Let \(\mathcal{O} \subset 2^\mathbb{R}\) denote the set of all open subsets of \(\mathbb{R}\). Recall that any open set \(A \in \mathcal{O} \setminus \{ \varnothing \}\) can be writen \(A = \bigcup_{i=1}^{k} (a_i,b_i)\) where \((a_i,b_i)\) are pairwise disjoint and \(k \in \mathbb{Z}_{>0} \cup \{\infty\}\). Extend \(G : \mathbb{R} \times \mathbb{R} \to \mathbb{R}_{\geq 0}\) to a function \(\mu : \mathcal{O} \to \mathbb{R}_{\geq 0} \cup \{ \infty \}\) on open sets by \(\mu(\varnothing) = 0\) and, \[\begin{align*} \mu(A) = \mu\left( \bigcup_{i=1}^{k} (a_i,b_i) \right) = \sum_{i=1}^{k} G(a_i,b_i) ,&& \forall A \in \mathcal{O} \setminus \{ \varnothing \} \end{align*}\] Then, \[\begin{align*} \int f(x) g(x) \mathrm{d}{x} \leq \int_{0}^{\infty} \mu ( \{ x : f(x) > u\} ) \mathrm{d}{u}. \end{align*}\]

Applications

Balancing sampling error and measurement error

Often, one would like to estimate statistics about a random variable by repeatedly sampling said random variable. For instance, if \(X_1, \ldots, X_n\) are independent and identically distributed (iid) samples of \(X\), then the sample mean \(Z := (X_1 + \cdots + X_n) / n\) provides an estimate for the true mean \(\mathbb{E}[X]\) in the sense that \[\begin{align*} \mathbb{P}[ | Z - \mathbb{E}[X] | > t ] \leq \frac{\mathbb{V}[X]}{n t^2}. \end{align*}\]

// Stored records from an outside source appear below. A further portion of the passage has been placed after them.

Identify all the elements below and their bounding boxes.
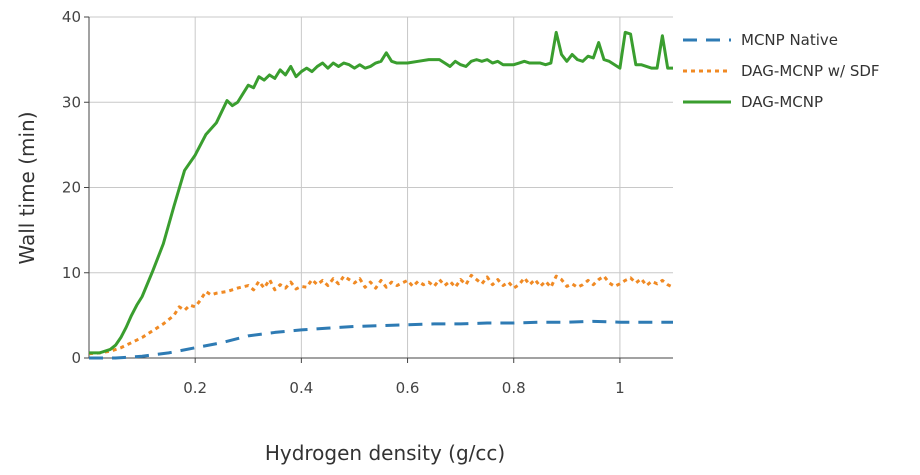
series-line-mcnp-native	[89, 319, 673, 360]
y-axis-title: Wall time (min)	[15, 111, 39, 264]
series-line-dag-mcnp	[89, 30, 673, 355]
y-tick-label: 20	[62, 179, 81, 197]
y-tick-label: 40	[62, 8, 81, 26]
legend-label-dag-mcnp: DAG-MCNP	[741, 93, 823, 111]
series-line-dag-mcnp-w-sdf	[88, 273, 674, 356]
y-tick-label: 0	[71, 349, 81, 367]
x-tick-label: 0.4	[289, 379, 313, 397]
x-tick-label: 0.2	[183, 379, 207, 397]
legend: MCNP Native DAG-MCNP w/ SDF DAG-MCNP	[683, 31, 880, 111]
series-layer	[88, 30, 674, 360]
x-tick-label: 1	[615, 379, 625, 397]
x-tick-label: 0.8	[502, 379, 526, 397]
grid-layer	[89, 16, 673, 358]
legend-label-mcnp-native: MCNP Native	[741, 31, 838, 49]
legend-label-dag-mcnp-w-sdf: DAG-MCNP w/ SDF	[741, 62, 880, 80]
x-tick-label: 0.6	[396, 379, 420, 397]
y-tick-label: 30	[62, 93, 81, 111]
x-axis-title: Hydrogen density (g/cc)	[265, 441, 505, 465]
y-tick-label: 10	[62, 264, 81, 282]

In practice, sampling \(X\) necessarily incurs some sort of measurement errors. These could be due to discretization, biases in the measurement device, random noise, unknown non-linear effects, etc. Intuitively, there is some balance between sampling error and measurement error; if only a few samples are taken then sampling error will dominate, and conversely, if a large number of samples are taken then measurement error will dominate. Our analysis provides several ways to relate the moments of a perturbed random variable \(\operatorname{rd}(X)\) to those of the underlying random variable \(X\), based on various amounts of information about the perturbation \(\operatorname{rd}\) and random variable \(X\). We can use these bounds to balance measurement error and sampling error.

It is easy to imagine scenarios in which more measurements can be taken provided that they are done less accurately. For instance, recording data in half precision instead of double precision would allow four times as many data points to be saved (per unit storage), and less accurate sensors be produced more cheaply. Naturally then, we may hope to optimize the cost subject to an accuracy constraint, the accuracy subject to a cost constraint, or some combination of the two. Such a trade off for discretization error was explored in [Wil05]. However, the analysis is based on Sheppard’s corrections, and is therefore not generally applicable, due to niceness constraints on the density of the random variable to be measured, as well as the fact that measurements errors are not soley due to discretization.

Using our analysis, it is straightforward to show that we can ensure that our sample mean \(Z:=(\operatorname{rd}(X_1) + \cdots + \operatorname{rd}(X_n))/n\) is within \(c\) standard deviations of the true mean with probability \(1-p\) by taking \(n > 1 / (pc^2)\) iid samples of \(X\) with maximum absolute measurement error, \[\begin{align*} \delta \leq \frac{c\sqrt{np} - 1}{\sqrt{np}+1} \sqrt{\mathbb{V}[X]}. \end{align*}\]

Generalizing numerical analysis results

Theorem 1 can be easily used to generalize many standard numerical analysis results from the scalar variables to random variable case.

For instance, suppose \(X_1, \ldots, X_k\) are random variables. Fix an ordering and let \(S_k = X_1 + \cdots + X_k\), and let \(\tilde{S}_k = X_1 \oplus \cdots \oplus X_k\). \[\begin{align*} \mathbb{E}[ | S_n - \tilde{S}_n | ] &\leq \left[ \sum_{k=1}^{n-1} \sum_{i=1}^{k+1} \mathbb{E}[ | X_i | ] \right] \cdot \epsilon + \mathcal{O}(\epsilon^2) \\&\leq (n-1) \left[ \sum_{i=1}^{n} \mathbb{E}[ | X_i | ] \right] \cdot \epsilon + \mathcal{O}(\epsilon^2). \end{align*}\]